One of the fig-leaves that so-called “independent” government agencies rely to justify their lack of democratic accountability is that they are required to appear before the Parliament and answer questions. Usually this is just a nonsense. Politicians are time-poor generalists and are up against time-rich specialists. The bureaucrats are usually able to obfuscate and bullshit their way out of most situations.
But not always.
Here is the great Senator James Paterson asking ASIC some tough questions:
CHAIR: I don’t wish to make any observations about the legal merits of your appeal—that’s not appropriate—but I am concerned about, effectively, the public policy implications of your decision to appeal. What is your advice to lenders in the meantime before this is resolved?
CHAIR: Let’s get to the heart of that. I know there will be a number of questions on this. You talked about the harm and financial hardship. I understand ASIC does not approve of the processes that Westpac was using to assess people’s ability to pay back a loan, but what is the evidence base, given that default rates are so low, that there is harm being caused and there is financial hardship? Where are the examples of people who have been given inappropriate loans and suffer as a result?
CHAIR: You talk about consumer harm and the evidence you’ve had from consumer groups about that. What’s the data that supports that? Is it anecdotal?
Mr Hughes: We can certainly provide the committee with the transcript of that evidence. What we are saying in terms of your specific—
CHAIR: I’m not really interested in the transcript, Mr Hughes; I’m interested in the evidence. Is it just the view of a consumer activist group that this is the case? Do they have hard evidence to demonstrate that it’s the case, or is it anecdotal? How many people are we talking about? I mean, if default rates are as low as they are—that’s the only reliable meter I’ve got. If you have others, I would be interested.
CHAIR: … but you haven’t addressed my question. You said there were people who were going without food on the table because of the loans that they had been given. What’s the evidence for that?
Mr Hughes: I don’t have that evidence in front of me. That was evidence that was given to us in the public hearing. We would need to extract that from those—
CHAIR: And you mentioned it was by some kind of consumer group. To what extent did they support that statement with evidence?
CHAIR: In short, does that mean the answer is: no, there is no evidence of harm; it’s about potential future harm that may occur?
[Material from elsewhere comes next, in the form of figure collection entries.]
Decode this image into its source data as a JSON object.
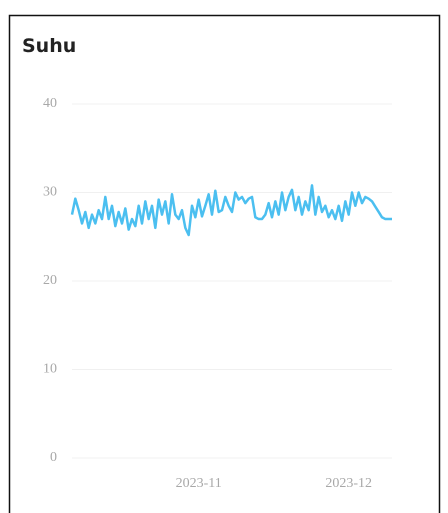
{
  "chart_data": {
    "type": "line",
    "title": "Suhu",
    "categories": [
      null,
      null,
      null,
      null,
      null,
      null,
      null,
      null,
      null,
      null,
      null,
      null,
      null,
      null,
      null,
      null,
      null,
      null,
      null,
      null,
      null,
      null,
      null,
      null,
      null,
      null,
      null,
      null,
      null,
      null,
      null,
      null,
      null,
      null,
      null,
      null,
      null,
      null,
      "2023-11",
      null,
      null,
      null,
      null,
      null,
      null,
      null,
      null,
      null,
      null,
      null,
      null,
      null,
      null,
      null,
      null,
      null,
      null,
      null,
      null,
      null,
      null,
      null,
      null,
      null,
      null,
      null,
      null,
      null,
      null,
      null,
      null,
      null,
      null,
      null,
      null,
      null,
      null,
      null,
      null,
      null,
      null,
      null,
      null,
      "2023-12",
      null,
      null,
      null,
      null,
      null,
      null,
      null,
      null,
      null,
      null,
      null,
      null,
      null
    ],
    "values": [
      27.5,
      29.3,
      28,
      26.5,
      27.8,
      26,
      27.5,
      26.5,
      28,
      27,
      29.5,
      27,
      28.5,
      26.2,
      27.8,
      26.5,
      28.2,
      25.8,
      27,
      26.2,
      28.5,
      26.5,
      29,
      27,
      28.5,
      26,
      29.2,
      27.5,
      29,
      26.5,
      29.8,
      27.5,
      27,
      28,
      26,
      25.2,
      28.5,
      27.2,
      29.2,
      27.3,
      28.5,
      29.8,
      27.5,
      30.2,
      27.8,
      28,
      29.5,
      28.5,
      27.8,
      30,
      29.2,
      29.5,
      28.8,
      29.3,
      29.5,
      27.2,
      27,
      27,
      27.5,
      28.8,
      27.2,
      29,
      27.5,
      30,
      28,
      29.5,
      30.3,
      28,
      29.5,
      27.5,
      29,
      28,
      30.8,
      27.5,
      29.5,
      27.8,
      28.5,
      27.2,
      28,
      27,
      28.5,
      26.8,
      29,
      27.5,
      30,
      28.5,
      30,
      28.8,
      29.5,
      29.3,
      29,
      28.4,
      27.8,
      27.2,
      27,
      27,
      27
    ],
    "color": "#4bbff0",
    "ylim": [
      0,
      40
    ],
    "yticks": [
      0,
      10,
      20,
      30,
      40
    ],
    "grid": true
  }
}
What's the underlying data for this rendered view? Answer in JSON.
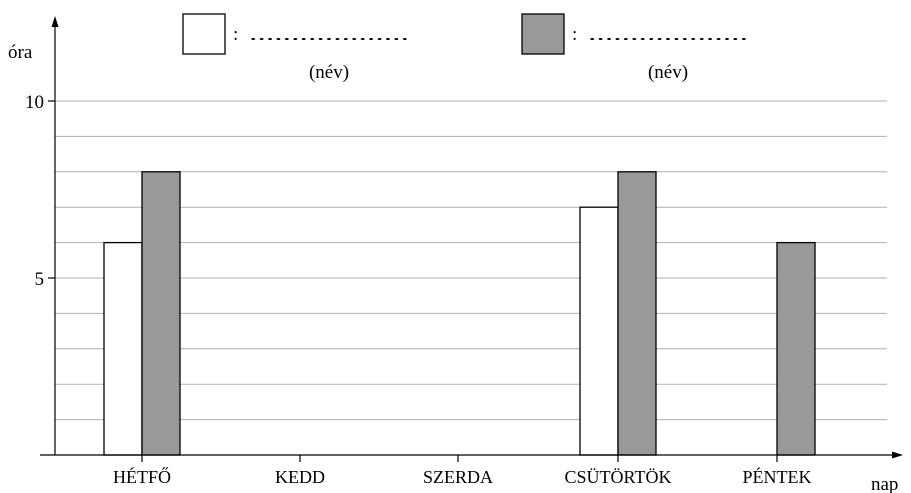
{
  "chart_data": {
    "type": "bar",
    "ylabel": "óra",
    "xlabel": "nap",
    "categories": [
      "HÉTFŐ",
      "KEDD",
      "SZERDA",
      "CSÜTÖRTÖK",
      "PÉNTEK"
    ],
    "series": [
      {
        "values": [
          6,
          null,
          null,
          7,
          null
        ],
        "color": "#ffffff"
      },
      {
        "values": [
          8,
          null,
          null,
          8,
          6
        ],
        "color": "#999999"
      }
    ],
    "ylim": [
      0,
      11.5
    ],
    "yticks": [
      5,
      10
    ],
    "grid_step": 1,
    "grid": true
  },
  "legend": {
    "entries": [
      {
        "colon": ":",
        "dots": "...................",
        "caption": "(név)",
        "color": "#ffffff"
      },
      {
        "colon": ":",
        "dots": "...................",
        "caption": "(név)",
        "color": "#999999"
      }
    ]
  }
}
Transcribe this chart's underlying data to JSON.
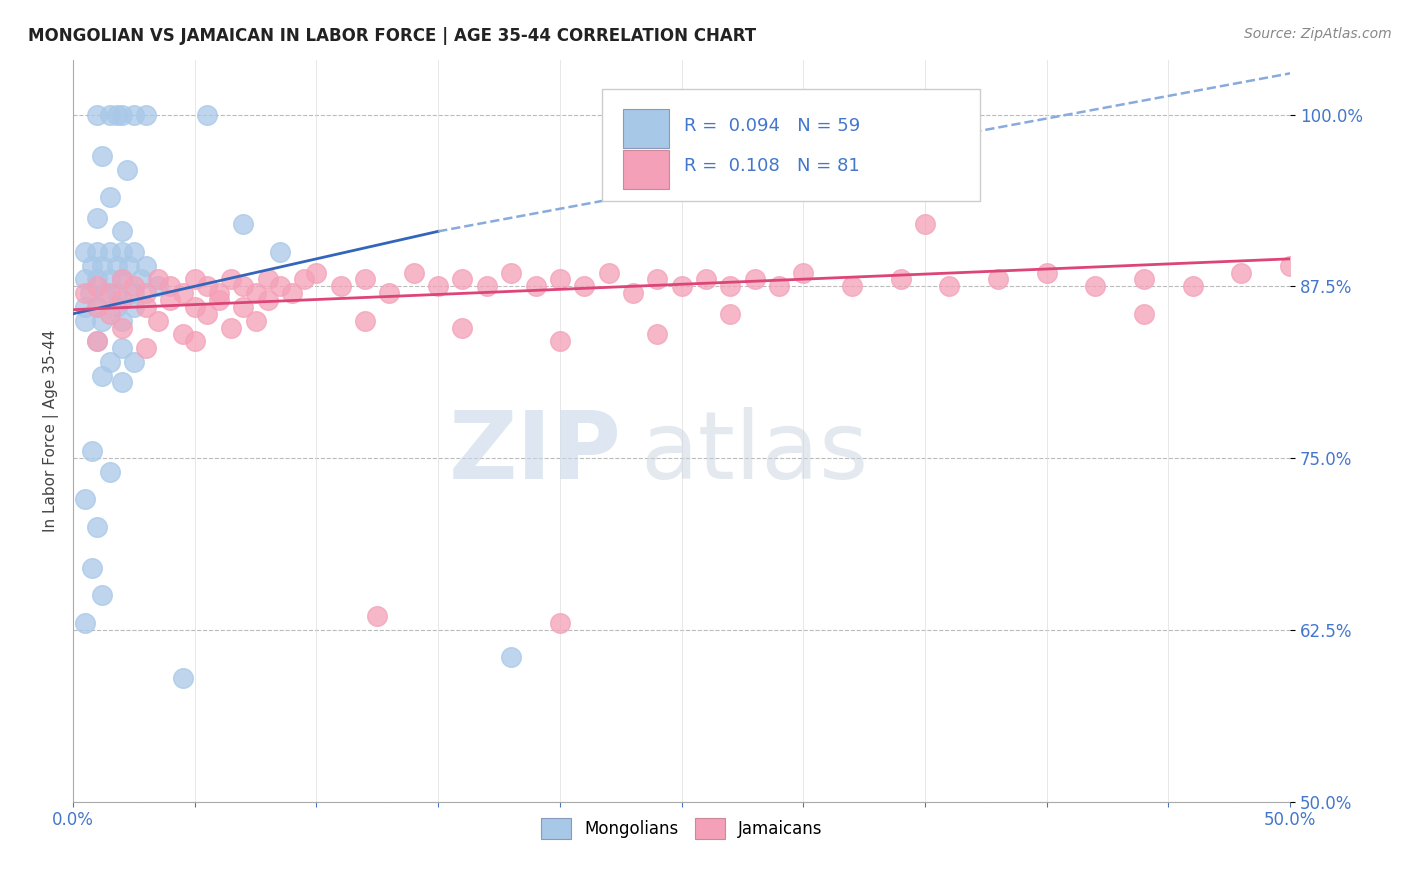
{
  "title": "MONGOLIAN VS JAMAICAN IN LABOR FORCE | AGE 35-44 CORRELATION CHART",
  "source": "Source: ZipAtlas.com",
  "ylabel": "In Labor Force | Age 35-44",
  "xmin": 0.0,
  "xmax": 50.0,
  "ymin": 50.0,
  "ymax": 104.0,
  "mongolian_R": 0.094,
  "mongolian_N": 59,
  "jamaican_R": 0.108,
  "jamaican_N": 81,
  "mongolian_color": "#a8c8e8",
  "jamaican_color": "#f4a0b8",
  "trend_mongolian_solid_color": "#3366bb",
  "trend_mongolian_dash_color": "#88aadd",
  "trend_jamaican_color": "#dd4477",
  "tick_color": "#4477cc",
  "yticks": [
    50.0,
    62.5,
    75.0,
    87.5,
    100.0
  ],
  "mong_trend_x0": 0.0,
  "mong_trend_y0": 85.5,
  "mong_trend_x1": 15.0,
  "mong_trend_y1": 91.5,
  "mong_trend_x2": 50.0,
  "mong_trend_y2": 103.0,
  "jama_trend_x0": 0.0,
  "jama_trend_y0": 85.8,
  "jama_trend_x1": 50.0,
  "jama_trend_y1": 89.5
}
That’s got to hurt. Government Senator saying that government regulator is just making up stuff. Turns out ASIC realise they are on thin ice:
Regulators were stunned by the ferocity of the parliamentary questioning, and concerned that the attack could foreshadow additional moves to loosen the bonds of the scandal-prone finance sector.
But within ASIC some comfort has been drawn from the fact the onslaught happened in public, rather than behind closed doors or through discreet telephone calls.
Good – there is not point telling off regulators behind closed doors.